Bilirsiniz filmlerin klişe lafıdır. Yan rollerde olan bir oyuncu ortaya gelir ve ilahlar kurban ister diye bağırır.
Bunun üzerine herkes başrol kahramanını yakalayıp Tanrıya ya da Tanrılara kurban etmek için koşuşturmaya başlar. İşte bundan 4300 yıl önce Sümerlilerde, yazının hayatın içine girdiği, ancak daha yeni yeni okumaya başlayabildiğimiz kil tabletlerin bulunduğu o ilk çağlarda şehirler ayrı bir krallıktı.

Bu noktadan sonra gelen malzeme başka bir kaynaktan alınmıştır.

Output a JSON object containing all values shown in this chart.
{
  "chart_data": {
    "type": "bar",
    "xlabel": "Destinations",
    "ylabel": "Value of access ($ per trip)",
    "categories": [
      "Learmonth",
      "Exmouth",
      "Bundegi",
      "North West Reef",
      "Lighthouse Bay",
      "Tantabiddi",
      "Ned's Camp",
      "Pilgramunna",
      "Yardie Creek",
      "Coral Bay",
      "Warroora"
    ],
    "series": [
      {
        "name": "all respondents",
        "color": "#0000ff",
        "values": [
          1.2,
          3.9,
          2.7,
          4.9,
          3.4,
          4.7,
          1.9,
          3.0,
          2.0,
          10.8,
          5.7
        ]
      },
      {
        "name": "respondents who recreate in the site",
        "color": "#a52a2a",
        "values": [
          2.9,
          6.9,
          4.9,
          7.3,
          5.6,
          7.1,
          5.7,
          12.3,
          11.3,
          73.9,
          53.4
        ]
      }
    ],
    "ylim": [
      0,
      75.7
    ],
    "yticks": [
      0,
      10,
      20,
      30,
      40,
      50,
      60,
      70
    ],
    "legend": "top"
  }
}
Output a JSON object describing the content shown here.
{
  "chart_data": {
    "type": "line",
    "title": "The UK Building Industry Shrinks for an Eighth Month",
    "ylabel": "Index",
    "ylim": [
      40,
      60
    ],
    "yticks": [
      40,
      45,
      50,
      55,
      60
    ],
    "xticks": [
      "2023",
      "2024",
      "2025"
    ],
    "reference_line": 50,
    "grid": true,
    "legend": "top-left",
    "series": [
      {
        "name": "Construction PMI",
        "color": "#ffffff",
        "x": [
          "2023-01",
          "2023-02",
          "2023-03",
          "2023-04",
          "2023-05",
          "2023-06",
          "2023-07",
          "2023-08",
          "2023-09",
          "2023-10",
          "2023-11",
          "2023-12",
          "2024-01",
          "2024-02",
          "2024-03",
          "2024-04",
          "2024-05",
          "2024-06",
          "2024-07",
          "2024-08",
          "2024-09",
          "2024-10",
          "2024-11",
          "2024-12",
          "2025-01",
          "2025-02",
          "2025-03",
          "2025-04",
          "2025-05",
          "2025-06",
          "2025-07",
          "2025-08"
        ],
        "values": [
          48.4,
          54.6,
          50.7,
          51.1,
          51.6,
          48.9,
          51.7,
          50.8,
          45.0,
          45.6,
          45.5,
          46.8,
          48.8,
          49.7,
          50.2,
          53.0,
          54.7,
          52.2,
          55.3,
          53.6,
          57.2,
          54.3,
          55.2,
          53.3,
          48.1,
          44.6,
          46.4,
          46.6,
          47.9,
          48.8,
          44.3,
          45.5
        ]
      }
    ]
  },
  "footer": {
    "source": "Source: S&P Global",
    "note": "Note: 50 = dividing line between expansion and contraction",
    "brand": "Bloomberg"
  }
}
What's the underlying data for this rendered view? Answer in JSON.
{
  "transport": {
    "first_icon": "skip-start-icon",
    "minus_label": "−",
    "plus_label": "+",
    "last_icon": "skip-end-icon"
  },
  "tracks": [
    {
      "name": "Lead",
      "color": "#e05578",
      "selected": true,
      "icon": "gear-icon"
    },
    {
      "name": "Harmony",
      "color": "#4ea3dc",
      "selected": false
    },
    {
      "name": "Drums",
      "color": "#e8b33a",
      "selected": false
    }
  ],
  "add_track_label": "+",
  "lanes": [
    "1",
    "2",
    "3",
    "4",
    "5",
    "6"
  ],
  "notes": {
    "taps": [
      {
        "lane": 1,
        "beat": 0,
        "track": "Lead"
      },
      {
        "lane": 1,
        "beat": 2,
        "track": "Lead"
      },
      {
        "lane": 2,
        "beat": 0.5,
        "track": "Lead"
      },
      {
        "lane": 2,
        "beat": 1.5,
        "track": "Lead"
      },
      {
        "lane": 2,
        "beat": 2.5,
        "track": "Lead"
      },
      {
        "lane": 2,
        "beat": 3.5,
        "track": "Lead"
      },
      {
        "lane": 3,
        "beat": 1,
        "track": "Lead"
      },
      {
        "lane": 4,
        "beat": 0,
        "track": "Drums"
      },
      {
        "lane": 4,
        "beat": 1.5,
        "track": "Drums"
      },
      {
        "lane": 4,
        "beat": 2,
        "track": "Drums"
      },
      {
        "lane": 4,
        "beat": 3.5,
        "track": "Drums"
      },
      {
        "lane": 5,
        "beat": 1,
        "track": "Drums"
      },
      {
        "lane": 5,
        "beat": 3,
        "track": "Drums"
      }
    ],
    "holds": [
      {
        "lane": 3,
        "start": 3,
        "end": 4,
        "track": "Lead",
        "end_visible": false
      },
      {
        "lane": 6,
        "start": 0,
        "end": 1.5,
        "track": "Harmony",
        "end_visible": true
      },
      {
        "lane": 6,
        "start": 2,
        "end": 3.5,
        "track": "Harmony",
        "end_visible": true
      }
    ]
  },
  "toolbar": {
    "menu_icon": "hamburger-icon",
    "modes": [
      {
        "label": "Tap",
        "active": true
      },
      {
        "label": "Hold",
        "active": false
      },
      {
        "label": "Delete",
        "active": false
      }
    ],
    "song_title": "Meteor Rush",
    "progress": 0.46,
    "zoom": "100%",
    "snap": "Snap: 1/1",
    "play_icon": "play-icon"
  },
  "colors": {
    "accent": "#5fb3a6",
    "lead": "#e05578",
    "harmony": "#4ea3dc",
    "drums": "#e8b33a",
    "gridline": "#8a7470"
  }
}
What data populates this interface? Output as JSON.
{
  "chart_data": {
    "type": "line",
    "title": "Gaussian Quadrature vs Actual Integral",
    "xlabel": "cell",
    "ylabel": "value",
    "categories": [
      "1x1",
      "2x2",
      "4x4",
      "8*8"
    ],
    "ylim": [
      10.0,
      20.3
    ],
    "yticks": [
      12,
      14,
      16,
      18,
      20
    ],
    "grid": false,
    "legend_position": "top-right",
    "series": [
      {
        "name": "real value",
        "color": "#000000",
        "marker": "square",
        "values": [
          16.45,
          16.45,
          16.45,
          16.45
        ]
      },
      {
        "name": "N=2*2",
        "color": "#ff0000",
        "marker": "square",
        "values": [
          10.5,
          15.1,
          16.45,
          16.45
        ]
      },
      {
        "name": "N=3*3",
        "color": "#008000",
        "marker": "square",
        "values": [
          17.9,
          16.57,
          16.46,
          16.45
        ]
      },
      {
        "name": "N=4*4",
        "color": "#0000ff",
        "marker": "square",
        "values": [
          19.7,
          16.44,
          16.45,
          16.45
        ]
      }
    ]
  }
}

Her şehri koruyan farklı tanrı/tanrılar bulunurdu. Bu şehirlerin yöneticileri temmuz ayı civarında kutlanan dini bayramlarda Çoban Tanrı Dumuzi’ nin (Temmuz kelimesinin kaynağı diye söylenir) yerine geçer ve onun esaretten kurtularak yer yüzüne çıkması ile ilgili törenlerde rol oynardı. Bu durum onlara ilahi bir kimlik verirdi ve çoğunlukla da yarı tanrı olarak kabul edilirlerdi. İşte bu yarı Tanrı yarı Krallardan birinden bahsetmek istiyorum. Birçok kral yaşamıştır o çağlarda ancak bir tanesinin adı diğerlerinden çok öne çıkmıştır.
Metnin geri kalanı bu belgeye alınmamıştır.